Unless the assault was much worse than I’d thought. I had been preoccupied that night, what with Haven having a psychotic break and all.
“I don’t know what’s more alarming,” I say dryly. “That you’ve been paying such close attention to me, or that you felt compelled to come to my house to tell me this.”
“You weren’t answering my texts.”
“Because I told you we’re done, Ezra.” I push away from the doorframe, going to close the door. “If you spent more time catching a hint, you wouldn’t have time to stalk anyone.”
“If you weren’t such an arrogant fuck, you’d reply to my messages!” Ezra’s voice is rising. “But soon as you got bored of abusing me, you threw me away like a piece of trash.”
“Abusing you?” I repeat slowly as I turn back to him. “As I recall, you begged for it.”
His face flushes with anger and shame. He opens his mouth, but I don’t let him speak.
“You came tome, Ezra. You showed up at my office, desperate for someone to see you, begging me to tutor you when we both knew all along what you wanted was some more of whatever your family was dishing out?—”
His fist connects with my jaw.
The pain cuts straight through the fog of exhaustion and withdrawal that had been clouding my mind.
“Put him in the ground,”Bad Wolf growls.“Show him what happens to prey that forgets its place.”
But I just stand there, tasting blood, watching Ezra’s chest heave with ragged breaths.
“That make you feel better?” I ask, tugging my robe tighter around myself and tying off the belt.

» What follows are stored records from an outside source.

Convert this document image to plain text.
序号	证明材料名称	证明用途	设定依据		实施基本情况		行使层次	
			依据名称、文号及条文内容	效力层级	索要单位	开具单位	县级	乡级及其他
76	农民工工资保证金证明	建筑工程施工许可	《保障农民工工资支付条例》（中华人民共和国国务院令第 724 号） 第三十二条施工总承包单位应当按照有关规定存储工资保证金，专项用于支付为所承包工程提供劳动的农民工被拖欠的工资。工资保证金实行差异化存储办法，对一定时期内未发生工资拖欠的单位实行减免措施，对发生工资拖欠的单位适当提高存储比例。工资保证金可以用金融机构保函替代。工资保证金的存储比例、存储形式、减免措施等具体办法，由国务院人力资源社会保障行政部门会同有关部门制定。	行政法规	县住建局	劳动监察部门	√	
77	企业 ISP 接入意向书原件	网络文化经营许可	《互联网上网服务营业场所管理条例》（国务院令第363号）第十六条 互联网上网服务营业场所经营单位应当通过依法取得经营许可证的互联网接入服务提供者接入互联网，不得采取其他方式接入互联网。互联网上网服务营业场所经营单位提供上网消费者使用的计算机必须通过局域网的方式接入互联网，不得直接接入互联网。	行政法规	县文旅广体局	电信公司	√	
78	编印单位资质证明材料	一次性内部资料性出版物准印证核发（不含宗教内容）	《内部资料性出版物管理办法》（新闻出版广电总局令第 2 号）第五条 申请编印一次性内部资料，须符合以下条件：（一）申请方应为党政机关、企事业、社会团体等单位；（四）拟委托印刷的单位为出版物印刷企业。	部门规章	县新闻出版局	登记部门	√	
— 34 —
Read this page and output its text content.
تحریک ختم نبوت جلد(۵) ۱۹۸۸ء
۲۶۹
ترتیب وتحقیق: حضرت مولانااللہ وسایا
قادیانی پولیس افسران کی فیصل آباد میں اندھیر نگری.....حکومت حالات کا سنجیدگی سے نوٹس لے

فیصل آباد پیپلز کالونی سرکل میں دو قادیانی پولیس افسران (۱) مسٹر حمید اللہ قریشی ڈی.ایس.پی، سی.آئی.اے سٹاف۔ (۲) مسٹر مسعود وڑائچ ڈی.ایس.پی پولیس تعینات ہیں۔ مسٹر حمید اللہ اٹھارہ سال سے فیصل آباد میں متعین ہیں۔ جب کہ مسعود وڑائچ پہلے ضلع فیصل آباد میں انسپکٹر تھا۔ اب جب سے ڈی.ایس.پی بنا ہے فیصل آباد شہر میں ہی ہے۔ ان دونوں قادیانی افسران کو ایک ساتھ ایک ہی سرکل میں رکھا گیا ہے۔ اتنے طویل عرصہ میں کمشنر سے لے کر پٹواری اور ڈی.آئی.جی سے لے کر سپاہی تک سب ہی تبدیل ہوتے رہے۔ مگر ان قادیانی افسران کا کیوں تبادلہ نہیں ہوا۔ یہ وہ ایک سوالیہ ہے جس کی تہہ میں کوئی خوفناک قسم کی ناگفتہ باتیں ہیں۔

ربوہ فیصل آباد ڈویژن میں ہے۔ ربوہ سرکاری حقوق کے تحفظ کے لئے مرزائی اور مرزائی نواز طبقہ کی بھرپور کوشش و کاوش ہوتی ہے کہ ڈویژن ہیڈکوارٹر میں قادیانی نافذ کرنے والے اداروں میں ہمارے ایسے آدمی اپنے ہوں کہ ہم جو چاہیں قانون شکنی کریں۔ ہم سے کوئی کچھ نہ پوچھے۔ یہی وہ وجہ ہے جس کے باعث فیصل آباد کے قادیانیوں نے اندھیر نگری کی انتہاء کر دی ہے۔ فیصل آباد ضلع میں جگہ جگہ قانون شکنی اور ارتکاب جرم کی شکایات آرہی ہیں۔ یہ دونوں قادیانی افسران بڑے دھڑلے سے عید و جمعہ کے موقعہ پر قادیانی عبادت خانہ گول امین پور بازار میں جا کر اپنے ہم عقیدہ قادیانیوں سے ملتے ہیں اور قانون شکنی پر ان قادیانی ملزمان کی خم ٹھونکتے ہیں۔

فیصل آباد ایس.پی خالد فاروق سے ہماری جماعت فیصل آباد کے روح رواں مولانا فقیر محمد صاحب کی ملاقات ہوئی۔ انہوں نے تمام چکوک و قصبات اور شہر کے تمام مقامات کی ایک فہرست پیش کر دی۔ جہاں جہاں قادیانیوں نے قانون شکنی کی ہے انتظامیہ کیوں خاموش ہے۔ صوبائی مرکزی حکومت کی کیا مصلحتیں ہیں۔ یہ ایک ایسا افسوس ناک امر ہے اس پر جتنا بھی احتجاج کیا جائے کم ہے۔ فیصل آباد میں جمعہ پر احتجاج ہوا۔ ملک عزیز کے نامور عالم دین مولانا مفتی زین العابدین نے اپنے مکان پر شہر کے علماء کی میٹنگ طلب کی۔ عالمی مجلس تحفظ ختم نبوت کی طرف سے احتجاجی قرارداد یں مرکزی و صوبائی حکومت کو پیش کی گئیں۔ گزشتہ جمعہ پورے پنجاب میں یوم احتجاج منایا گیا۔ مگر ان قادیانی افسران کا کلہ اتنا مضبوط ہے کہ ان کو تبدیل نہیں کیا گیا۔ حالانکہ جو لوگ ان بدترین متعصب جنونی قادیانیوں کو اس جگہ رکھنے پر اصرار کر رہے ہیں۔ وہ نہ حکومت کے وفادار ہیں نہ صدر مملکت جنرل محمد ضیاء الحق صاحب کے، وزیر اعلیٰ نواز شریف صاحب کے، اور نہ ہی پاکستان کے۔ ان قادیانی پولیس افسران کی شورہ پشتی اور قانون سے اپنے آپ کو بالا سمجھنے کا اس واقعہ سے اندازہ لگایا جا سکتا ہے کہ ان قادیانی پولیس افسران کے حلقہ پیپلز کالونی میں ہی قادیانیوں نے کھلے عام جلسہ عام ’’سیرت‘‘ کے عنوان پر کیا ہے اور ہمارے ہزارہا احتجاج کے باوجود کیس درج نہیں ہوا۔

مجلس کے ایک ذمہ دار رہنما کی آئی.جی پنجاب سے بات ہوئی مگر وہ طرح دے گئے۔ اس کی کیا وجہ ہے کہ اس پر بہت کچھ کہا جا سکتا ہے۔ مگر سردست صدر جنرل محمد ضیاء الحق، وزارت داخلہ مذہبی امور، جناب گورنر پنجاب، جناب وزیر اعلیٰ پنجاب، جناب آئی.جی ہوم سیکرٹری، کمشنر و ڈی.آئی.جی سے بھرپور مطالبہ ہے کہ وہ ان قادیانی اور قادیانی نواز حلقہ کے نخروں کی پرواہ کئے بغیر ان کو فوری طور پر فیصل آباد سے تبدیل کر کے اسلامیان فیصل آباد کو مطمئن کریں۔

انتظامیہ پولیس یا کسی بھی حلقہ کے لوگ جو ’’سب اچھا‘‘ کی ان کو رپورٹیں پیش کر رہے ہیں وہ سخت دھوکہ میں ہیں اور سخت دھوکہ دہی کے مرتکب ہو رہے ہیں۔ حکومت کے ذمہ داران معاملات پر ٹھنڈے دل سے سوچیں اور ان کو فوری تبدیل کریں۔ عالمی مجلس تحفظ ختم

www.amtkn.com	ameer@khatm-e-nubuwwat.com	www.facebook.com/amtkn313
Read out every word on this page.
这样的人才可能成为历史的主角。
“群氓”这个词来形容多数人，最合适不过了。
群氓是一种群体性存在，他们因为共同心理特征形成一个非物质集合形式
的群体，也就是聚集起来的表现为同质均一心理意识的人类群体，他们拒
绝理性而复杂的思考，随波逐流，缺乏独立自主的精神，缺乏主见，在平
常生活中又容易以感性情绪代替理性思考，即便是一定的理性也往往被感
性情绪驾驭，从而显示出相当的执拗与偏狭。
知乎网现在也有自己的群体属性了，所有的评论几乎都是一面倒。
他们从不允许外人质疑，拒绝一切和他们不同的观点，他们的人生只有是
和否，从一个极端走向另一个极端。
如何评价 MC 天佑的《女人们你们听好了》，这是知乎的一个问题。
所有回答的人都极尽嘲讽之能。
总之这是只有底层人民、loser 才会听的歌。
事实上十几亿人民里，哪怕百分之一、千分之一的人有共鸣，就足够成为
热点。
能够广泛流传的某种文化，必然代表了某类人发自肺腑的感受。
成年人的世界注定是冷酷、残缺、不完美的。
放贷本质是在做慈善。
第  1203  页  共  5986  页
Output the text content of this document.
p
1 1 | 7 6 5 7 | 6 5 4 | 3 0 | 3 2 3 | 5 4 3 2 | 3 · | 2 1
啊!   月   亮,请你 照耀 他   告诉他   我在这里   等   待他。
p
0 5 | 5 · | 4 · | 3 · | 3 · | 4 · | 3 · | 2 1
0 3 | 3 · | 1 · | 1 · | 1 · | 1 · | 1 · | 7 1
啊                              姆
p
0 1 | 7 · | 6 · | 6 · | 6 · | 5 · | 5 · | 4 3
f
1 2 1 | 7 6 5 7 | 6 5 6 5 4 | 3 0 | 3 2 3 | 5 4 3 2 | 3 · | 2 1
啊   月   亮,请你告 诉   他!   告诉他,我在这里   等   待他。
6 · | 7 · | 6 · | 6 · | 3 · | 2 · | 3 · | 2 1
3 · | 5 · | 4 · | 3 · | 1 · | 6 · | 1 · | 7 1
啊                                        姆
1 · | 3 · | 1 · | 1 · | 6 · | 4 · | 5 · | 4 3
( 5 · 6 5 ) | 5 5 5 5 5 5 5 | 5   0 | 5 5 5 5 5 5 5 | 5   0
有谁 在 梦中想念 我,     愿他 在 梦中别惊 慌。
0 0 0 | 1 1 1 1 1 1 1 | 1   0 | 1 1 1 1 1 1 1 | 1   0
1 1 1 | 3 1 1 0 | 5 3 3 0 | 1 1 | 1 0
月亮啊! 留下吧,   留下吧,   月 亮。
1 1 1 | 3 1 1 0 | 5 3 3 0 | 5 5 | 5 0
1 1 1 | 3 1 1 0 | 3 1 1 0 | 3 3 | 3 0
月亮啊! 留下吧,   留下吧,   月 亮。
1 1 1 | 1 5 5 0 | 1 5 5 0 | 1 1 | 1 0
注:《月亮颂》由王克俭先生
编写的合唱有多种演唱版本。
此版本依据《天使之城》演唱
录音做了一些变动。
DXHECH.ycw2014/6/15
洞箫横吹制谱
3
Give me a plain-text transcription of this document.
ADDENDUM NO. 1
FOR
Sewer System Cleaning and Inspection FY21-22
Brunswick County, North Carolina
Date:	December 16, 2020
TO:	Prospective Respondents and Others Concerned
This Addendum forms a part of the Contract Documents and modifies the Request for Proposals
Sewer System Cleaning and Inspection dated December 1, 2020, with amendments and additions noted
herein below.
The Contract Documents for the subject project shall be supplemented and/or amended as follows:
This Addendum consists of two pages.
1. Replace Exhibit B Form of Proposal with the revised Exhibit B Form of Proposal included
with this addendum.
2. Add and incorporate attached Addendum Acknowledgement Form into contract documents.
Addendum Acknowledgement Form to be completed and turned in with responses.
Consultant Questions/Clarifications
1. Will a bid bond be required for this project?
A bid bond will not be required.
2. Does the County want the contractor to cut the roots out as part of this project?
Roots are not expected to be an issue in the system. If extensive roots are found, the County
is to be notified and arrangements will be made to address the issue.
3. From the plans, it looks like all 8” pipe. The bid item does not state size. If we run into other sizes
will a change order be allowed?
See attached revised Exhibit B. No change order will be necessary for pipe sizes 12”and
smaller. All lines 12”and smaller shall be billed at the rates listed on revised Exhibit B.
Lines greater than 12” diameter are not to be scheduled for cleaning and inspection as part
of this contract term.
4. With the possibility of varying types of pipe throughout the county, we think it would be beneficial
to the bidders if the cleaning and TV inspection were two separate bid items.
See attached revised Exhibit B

“No.” His voice cracks. “I won’t feel better until you’re gone.”
Gone.
I study him again, even more carefully now that my head is clear. His hair is mussed. He has his puffer jacket zipped up to his throat, but his nose and cheeks are red from the cold. When I see the dirt and leaves caking his once-pristine white sneakers, my earlier misgivings return a thousandfold.
“Did you walk here?”
The Jordan house is lower down Earl Avenue—a near-hour long trek from mine, if you cut through the dense woodland separating the stretch of properties.
He doesn’t acknowledge the question, but his hand drifts to the right-hand pocket of his puffer jacket. There’s a bulge in there that seems too large for a phone or a wallet.
“Where would you like me to go, Ezra?” I ask, trying to keep my voice as monotonous as possible. “Should I leave town?”
“For a start,” he murmurs. It’s like he’s reciting from memory, his eyes staring through me, not at me.
“What’s in your pocket, Ezra?”
His hand slips inside. He blinks, eyes slowly focusing on mine. “Wouldn’t you like to know?” But there’s not a trace of mirth in his voice—it’s as flat as mine.
We’re a fine pair, Ezra and I. Two sociopaths with our masks off.